Melatonin and other headaches
Hypnic headache also has a circadian pattern of presentation. There are some descriptions of a few patients effectively treated with melatonin at bedtime (83, 84). Its pathophysiology is unclear, although it has been speculated to be an impairment of suprachiasmatic nucleus function in elder persons (85).
Other headaches sporadically reported to be responsive to melatonin have been hemicrania continua and stabbing primary headache (86–89).
Could melatonin be effective in the treatment of headache in patients with pineal cysts?
Any answer to this question would be merely speculative. Our experience with this patient has been negative. A significant number of clinical observations would be necessary before any conclusions could be drawn.
Conclusions
Benign pineal cysts are a frequent finding in neuroimaging studies. In most cases they are purely incidental, without any clinical expression, and an unchanging condition. From a literature review, it appears that cases of symptomatic pineal cysts have been overemphasized, appart from the rare cases of large cysts with manifestations of an expansive lesion in the midline. In those patients with headache, the lack of clinical details or specificity does not establish a clear relation between headache and the cysts; nor has physiopathology of those headaches been clearly determined. Currently, there is no clear evidence that benign pineal cysts may produce headache. As a matter of fact, it is not considered a specific entity in the International Classification of Headache Disorders, although we believe it might be included in the codified as 7.9 subtype (Headache attributed to other non-vascular intracranial disorder).
However, several well-designed epidemiological studies have associated benign pineal cysts to headache as a manifestation (unilateral, bilateral or alternating), giving cause for considering a relationship in particular cases. It would be of interest to establish if headache is more frequent in the case of patients with some type of biological predisposition, such as that for migraine. There is a need for prospective trials to confirm a true association of benign pyneal cysts and headache and clarify the pathophysiological mechanisms involved. Functional neuroimaging could be of help for this purpose.
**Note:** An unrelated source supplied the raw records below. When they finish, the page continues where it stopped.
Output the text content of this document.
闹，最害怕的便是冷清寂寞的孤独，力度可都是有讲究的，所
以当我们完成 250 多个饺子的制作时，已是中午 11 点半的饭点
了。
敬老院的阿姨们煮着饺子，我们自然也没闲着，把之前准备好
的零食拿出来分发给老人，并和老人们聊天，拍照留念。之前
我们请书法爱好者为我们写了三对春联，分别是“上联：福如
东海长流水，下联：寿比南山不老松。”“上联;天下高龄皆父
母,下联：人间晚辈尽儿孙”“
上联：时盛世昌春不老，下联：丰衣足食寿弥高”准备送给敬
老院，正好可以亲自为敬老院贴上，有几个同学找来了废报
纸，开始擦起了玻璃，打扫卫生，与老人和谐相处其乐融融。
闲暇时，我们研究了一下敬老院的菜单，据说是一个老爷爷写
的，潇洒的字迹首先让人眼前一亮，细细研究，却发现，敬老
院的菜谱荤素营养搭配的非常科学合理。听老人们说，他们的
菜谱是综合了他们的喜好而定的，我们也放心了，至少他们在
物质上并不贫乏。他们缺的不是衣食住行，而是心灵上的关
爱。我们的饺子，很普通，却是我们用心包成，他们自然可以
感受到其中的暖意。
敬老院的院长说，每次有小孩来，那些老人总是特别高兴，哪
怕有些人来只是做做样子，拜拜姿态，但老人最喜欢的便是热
As for melatonin, its utility as an analgesic agent has not been established, except for a possible application as an anaesthetic premedication. Nevertheless, it has undergone a few trials as a preventative therapy for certain headache types. Positive effects have been reported in migraine and cluster headache, but only with a low level of evidence in cluster patients (level C of recommendation). This use of melatonin is based on the classical circadian pattern of cluster headache and the presumed involvement of the hypothalamus, a structure with a close interaction with the pineal gland, in its pathophysiology. As for the reduction in melatonin secretion described in some migraneurs, it may simply be a marker of hypothalamic dysfunction. In migraine, melatonin could play a more important role in certain comorbid disorders, particularly in some types of insomnia, in which it could achieve an improvement in sleep.
Some of the reasons for the limited efficacy of exogenous melatonin as a drug appear to be related to its pharmacokinetic properties, among which its extreme short half-life in the circulation seems to be of the utmost importance.